Para além da guerra diegética entre operários e a administração da Perrin Industrie, que decide fechar portas apesar do lucro do ano anterior, há uma outra maior que opõe a realidade do documentário à encenação do real numa luta constante pela hegemonia formal deste “Em Guerra”, a mais recente e quarta colaboração de Stéphane Brizé com Vincent Lindon, cuja liderança carismática contribui para essa fricção entre narrativa, forma e mensagem.

Num filme que se pode resumir como raccord temático de “A Lei do Mercado” sobre a subjugação do proletariado às leis do jogo capitalista, o que me interessa não é tanto a narrativa em si, mas antes a forma de um filme que gravita em torno desses dois grupos opostos: a linguagem cinematográfica e a da televisão e o carisma de Vincent Lindon face aos seus coprotagonistas, todos eles não-atores e sindicalistas.

Na cena de abertura, a imagem do real toma-nos de assalto.
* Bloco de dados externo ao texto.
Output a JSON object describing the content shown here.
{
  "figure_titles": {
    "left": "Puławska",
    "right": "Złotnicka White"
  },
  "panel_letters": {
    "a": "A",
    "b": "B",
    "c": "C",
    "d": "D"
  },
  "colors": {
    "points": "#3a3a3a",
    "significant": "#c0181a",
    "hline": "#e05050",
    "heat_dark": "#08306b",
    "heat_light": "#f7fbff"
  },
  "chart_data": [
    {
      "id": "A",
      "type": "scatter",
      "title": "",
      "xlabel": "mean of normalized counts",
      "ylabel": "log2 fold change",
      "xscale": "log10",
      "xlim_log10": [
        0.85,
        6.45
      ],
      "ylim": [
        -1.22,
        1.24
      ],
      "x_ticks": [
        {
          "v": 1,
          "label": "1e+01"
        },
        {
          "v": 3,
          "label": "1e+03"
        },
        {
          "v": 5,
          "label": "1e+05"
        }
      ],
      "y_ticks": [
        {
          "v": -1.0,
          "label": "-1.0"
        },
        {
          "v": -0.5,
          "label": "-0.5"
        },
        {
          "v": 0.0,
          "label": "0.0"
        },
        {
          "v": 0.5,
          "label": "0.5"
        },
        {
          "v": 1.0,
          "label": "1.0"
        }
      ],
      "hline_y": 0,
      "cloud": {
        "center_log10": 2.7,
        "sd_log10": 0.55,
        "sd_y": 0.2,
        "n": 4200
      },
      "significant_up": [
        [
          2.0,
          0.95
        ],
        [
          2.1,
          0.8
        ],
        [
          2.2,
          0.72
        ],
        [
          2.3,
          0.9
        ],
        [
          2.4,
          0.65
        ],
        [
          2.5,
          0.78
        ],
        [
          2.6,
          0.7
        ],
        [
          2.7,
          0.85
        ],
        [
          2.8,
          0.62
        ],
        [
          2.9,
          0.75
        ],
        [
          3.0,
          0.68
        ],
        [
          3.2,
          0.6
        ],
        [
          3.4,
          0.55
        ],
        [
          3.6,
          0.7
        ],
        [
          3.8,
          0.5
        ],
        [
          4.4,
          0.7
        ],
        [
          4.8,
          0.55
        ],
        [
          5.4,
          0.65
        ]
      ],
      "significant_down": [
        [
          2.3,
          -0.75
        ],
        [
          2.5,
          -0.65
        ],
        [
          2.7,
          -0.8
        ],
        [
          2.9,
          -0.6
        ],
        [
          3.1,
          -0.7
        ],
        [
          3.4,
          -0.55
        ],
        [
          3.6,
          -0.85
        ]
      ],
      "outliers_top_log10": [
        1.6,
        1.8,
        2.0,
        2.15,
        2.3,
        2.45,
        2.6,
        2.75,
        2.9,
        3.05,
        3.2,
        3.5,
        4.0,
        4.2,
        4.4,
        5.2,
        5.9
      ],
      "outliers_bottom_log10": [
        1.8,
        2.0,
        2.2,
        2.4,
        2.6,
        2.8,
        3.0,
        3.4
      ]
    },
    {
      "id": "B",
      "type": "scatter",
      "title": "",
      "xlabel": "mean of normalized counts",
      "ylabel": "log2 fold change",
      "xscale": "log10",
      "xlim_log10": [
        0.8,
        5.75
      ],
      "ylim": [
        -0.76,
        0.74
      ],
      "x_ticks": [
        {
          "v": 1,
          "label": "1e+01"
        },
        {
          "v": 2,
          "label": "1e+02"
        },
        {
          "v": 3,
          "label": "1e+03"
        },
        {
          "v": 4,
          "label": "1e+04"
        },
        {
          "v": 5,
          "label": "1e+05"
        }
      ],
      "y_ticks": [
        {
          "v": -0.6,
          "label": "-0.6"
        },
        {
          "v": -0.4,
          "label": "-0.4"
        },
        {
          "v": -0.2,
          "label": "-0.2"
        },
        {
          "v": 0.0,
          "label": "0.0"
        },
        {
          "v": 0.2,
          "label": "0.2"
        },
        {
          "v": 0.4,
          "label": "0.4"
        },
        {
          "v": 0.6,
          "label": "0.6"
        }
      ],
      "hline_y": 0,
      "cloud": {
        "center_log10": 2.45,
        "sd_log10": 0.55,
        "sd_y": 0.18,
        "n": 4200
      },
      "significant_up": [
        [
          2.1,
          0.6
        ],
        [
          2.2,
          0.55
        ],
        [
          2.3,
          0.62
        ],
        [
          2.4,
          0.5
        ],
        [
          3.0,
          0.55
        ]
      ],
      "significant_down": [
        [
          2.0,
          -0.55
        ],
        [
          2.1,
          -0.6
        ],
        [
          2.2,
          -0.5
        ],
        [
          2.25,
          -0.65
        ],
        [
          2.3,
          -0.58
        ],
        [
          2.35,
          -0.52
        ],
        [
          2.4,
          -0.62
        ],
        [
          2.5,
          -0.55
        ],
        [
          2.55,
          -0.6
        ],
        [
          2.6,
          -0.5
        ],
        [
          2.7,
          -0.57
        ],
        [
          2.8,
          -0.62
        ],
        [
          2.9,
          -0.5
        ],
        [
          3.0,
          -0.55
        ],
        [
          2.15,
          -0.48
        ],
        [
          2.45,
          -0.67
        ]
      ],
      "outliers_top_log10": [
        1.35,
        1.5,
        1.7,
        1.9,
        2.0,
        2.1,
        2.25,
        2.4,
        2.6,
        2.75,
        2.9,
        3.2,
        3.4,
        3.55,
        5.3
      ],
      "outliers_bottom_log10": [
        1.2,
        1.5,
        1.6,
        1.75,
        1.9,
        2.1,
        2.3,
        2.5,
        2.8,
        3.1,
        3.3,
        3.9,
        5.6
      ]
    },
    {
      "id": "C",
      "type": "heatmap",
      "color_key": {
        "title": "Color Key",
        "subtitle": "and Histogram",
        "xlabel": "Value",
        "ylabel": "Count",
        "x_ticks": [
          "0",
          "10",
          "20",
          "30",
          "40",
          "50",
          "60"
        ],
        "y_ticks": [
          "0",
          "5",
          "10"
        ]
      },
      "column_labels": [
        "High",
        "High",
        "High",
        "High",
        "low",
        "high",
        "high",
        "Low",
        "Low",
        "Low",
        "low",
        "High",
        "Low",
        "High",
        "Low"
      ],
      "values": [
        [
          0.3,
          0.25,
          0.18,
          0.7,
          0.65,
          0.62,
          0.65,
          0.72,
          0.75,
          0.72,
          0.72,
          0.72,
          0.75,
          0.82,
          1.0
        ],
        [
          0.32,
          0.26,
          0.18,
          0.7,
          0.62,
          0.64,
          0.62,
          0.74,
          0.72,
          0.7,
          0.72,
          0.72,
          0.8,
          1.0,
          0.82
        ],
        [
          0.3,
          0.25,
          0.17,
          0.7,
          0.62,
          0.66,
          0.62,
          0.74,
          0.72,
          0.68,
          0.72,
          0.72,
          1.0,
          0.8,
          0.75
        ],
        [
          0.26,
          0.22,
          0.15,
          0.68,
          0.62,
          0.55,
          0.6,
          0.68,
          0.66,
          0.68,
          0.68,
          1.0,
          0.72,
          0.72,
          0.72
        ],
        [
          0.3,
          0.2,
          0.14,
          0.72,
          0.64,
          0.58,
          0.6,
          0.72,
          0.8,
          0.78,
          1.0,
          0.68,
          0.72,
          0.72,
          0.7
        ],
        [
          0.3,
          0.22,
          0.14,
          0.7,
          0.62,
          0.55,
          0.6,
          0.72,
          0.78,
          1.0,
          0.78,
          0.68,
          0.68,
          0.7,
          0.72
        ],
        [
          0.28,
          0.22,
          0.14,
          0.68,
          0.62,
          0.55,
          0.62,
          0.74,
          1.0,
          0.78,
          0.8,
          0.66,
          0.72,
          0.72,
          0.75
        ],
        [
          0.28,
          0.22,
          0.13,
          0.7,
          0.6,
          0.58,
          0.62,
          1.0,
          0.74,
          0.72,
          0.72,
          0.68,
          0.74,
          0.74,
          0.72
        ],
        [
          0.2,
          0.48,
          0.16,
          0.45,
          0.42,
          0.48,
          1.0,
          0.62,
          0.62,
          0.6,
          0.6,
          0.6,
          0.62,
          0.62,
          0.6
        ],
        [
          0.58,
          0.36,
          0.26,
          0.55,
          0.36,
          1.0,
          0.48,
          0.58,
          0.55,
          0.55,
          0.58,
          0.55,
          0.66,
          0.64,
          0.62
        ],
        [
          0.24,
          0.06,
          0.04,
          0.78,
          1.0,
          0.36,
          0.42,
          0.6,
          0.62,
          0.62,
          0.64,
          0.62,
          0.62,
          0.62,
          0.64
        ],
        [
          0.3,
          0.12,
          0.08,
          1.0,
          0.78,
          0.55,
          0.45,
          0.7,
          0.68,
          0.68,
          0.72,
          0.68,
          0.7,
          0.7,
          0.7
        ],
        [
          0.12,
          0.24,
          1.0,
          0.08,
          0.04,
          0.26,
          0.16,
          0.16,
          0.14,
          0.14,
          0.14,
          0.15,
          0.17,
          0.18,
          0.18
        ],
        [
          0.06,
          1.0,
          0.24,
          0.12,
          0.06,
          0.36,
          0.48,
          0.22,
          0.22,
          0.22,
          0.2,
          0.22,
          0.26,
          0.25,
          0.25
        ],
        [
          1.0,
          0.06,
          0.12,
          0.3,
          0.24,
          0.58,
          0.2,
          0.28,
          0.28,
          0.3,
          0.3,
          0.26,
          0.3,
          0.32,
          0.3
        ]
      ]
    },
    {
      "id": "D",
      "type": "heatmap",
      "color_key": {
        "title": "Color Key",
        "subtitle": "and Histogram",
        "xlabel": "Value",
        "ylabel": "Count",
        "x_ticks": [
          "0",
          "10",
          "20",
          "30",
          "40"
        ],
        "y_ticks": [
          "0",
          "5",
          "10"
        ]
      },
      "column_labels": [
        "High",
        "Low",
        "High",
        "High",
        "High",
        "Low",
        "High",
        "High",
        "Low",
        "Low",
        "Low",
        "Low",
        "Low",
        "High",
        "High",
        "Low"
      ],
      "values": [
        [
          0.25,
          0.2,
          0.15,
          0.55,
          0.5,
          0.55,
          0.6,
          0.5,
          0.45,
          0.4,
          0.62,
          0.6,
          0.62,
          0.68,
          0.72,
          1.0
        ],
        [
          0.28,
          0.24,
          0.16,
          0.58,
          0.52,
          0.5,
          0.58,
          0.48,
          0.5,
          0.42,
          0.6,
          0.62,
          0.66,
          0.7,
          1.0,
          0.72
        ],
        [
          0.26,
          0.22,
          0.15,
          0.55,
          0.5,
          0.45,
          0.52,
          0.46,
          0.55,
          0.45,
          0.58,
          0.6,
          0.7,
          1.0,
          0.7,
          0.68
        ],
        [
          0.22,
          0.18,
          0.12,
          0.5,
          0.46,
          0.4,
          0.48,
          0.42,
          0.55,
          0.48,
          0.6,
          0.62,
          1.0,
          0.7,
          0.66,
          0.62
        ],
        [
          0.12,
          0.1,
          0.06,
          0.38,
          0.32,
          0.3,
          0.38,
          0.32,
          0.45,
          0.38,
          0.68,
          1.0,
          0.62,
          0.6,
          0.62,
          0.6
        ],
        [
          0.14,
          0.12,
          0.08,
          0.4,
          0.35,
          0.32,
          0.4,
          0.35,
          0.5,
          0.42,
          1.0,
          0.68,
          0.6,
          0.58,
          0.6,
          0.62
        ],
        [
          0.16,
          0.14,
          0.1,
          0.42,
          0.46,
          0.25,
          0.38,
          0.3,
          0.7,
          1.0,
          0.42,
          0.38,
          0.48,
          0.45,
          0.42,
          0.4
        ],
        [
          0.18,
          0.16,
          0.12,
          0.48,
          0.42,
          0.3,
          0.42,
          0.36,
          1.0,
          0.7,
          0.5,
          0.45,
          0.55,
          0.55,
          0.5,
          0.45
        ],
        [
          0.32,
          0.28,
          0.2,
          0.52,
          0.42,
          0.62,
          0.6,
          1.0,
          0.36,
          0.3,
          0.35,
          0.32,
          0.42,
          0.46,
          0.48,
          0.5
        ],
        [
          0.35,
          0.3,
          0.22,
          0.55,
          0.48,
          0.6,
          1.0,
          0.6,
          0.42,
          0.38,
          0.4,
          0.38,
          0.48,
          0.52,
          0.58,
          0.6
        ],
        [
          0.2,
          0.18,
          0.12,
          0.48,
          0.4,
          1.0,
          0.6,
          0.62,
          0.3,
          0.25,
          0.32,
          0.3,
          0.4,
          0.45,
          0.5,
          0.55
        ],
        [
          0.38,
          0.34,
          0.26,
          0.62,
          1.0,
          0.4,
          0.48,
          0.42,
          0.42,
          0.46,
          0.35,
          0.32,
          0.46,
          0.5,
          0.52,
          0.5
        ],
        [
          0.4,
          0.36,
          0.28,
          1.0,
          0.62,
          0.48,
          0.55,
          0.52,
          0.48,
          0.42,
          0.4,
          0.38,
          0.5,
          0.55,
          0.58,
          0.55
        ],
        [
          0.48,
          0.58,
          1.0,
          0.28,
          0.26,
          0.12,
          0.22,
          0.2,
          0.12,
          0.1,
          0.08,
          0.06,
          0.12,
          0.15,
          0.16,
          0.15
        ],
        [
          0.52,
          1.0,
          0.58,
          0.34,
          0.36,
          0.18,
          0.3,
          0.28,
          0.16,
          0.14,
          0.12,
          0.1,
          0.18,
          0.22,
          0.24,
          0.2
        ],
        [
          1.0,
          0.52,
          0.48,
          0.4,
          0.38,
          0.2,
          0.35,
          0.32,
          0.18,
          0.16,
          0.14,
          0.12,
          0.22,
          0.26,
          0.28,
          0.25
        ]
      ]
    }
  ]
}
Refiro-me a “imagem” e não a “plano”, pois a primeira pertence ao domínio da televisão, símbolo do documento, da qualidade do que é real, e a segunda, à linguagem do cinema, ao pacto secreto entre observar e ver.  

Não quero com isto dizer que uma obra de ficção não possa fazer uso do documental, neste caso, do símbolo do real que a televisão carrega, até porque quando essa mistura resulta, o resultado pode ser verdadeiramente surpreendente, como acontece, para utilizar um exemplo recente, em “Extinção”, de Salomé Lamas. Porém, “Em Guerra” perde mais do que ganha com esta sobreposição.  

Tudo o que nele existe é composto quase inteiramente por um mimetismo quase laboratorial do documentário, onde a encenação é completamente controlada e pautada com momentos musicais que absorvem as vozes dos operários em revolta, quando é precisamente a palavra dos mesmos que se deveria fazer ouvir. E se a intenção é que a música simbolize uma espécie de abafamento das suas vozes, como se de um prelúdio fatal se tratasse face às circunstâncias ditadas pela máquina capitalista, o silêncio poderia ser uma opção mais interessante. A música parece-me aqui uma muleta para tentar criar tensão ou ritmo que pouco ou nada acrescenta. 

Estas forças antagónicas colidem até nos próprios protagonistas, os operários, divididos entre a fortíssima presença carismática de Vincent Lindon – o ator profissional que personifica a luta do proletariado com proporções messiânicas – e os não-atores, os amadores, mas os verdadeiros signos do real. O que levanta a questão: porquê toda esta encenação do real se, face à liderança carismática do protagonista, tudo se eclipsa? Para não falar da imolação de Laurent Amédéo diante da sede alemã.

O mérito de “Em Guerra” está, em última análise, na sua mensagem pertinente nos dias que correm, onde o capitalismo dita as regras de um jogo amoral cuja única forma de vencer é abandoná-lo, como em “A Lei do Mercado” ou, então, morrer a tentar. Contudo, todo o esforço do realizador para trazer o peso do real para o filme sucumbe perante o artifício, muito por culpa do casamento infeliz entre essas forças e de uma cena final exagerada e desnecessária de proporções verdadeiramente shakespeareanas da martirização do agente político encarnado por Vincent Lindon.

Realização: Stéphane Brizé
Argumento: Stéphane Brizé
Elenco: Vincent Lindon, Mélanie Rover, Jacques Borderie
França/2017 – Drama
Sinopse
: Apesar dos duros sacrifícios financeiros por parte dos trabalhadores e dos elevados lucros do ano anterior, a administração da Perrin Industries decide fechar uma das suas fábricas. Liderados por Laurent Amédéo, o seu porta-voz, os 1100 trabalhadores decidem lutar contra esta decisão brutal, prontos a tudo para salvar os seus empregos.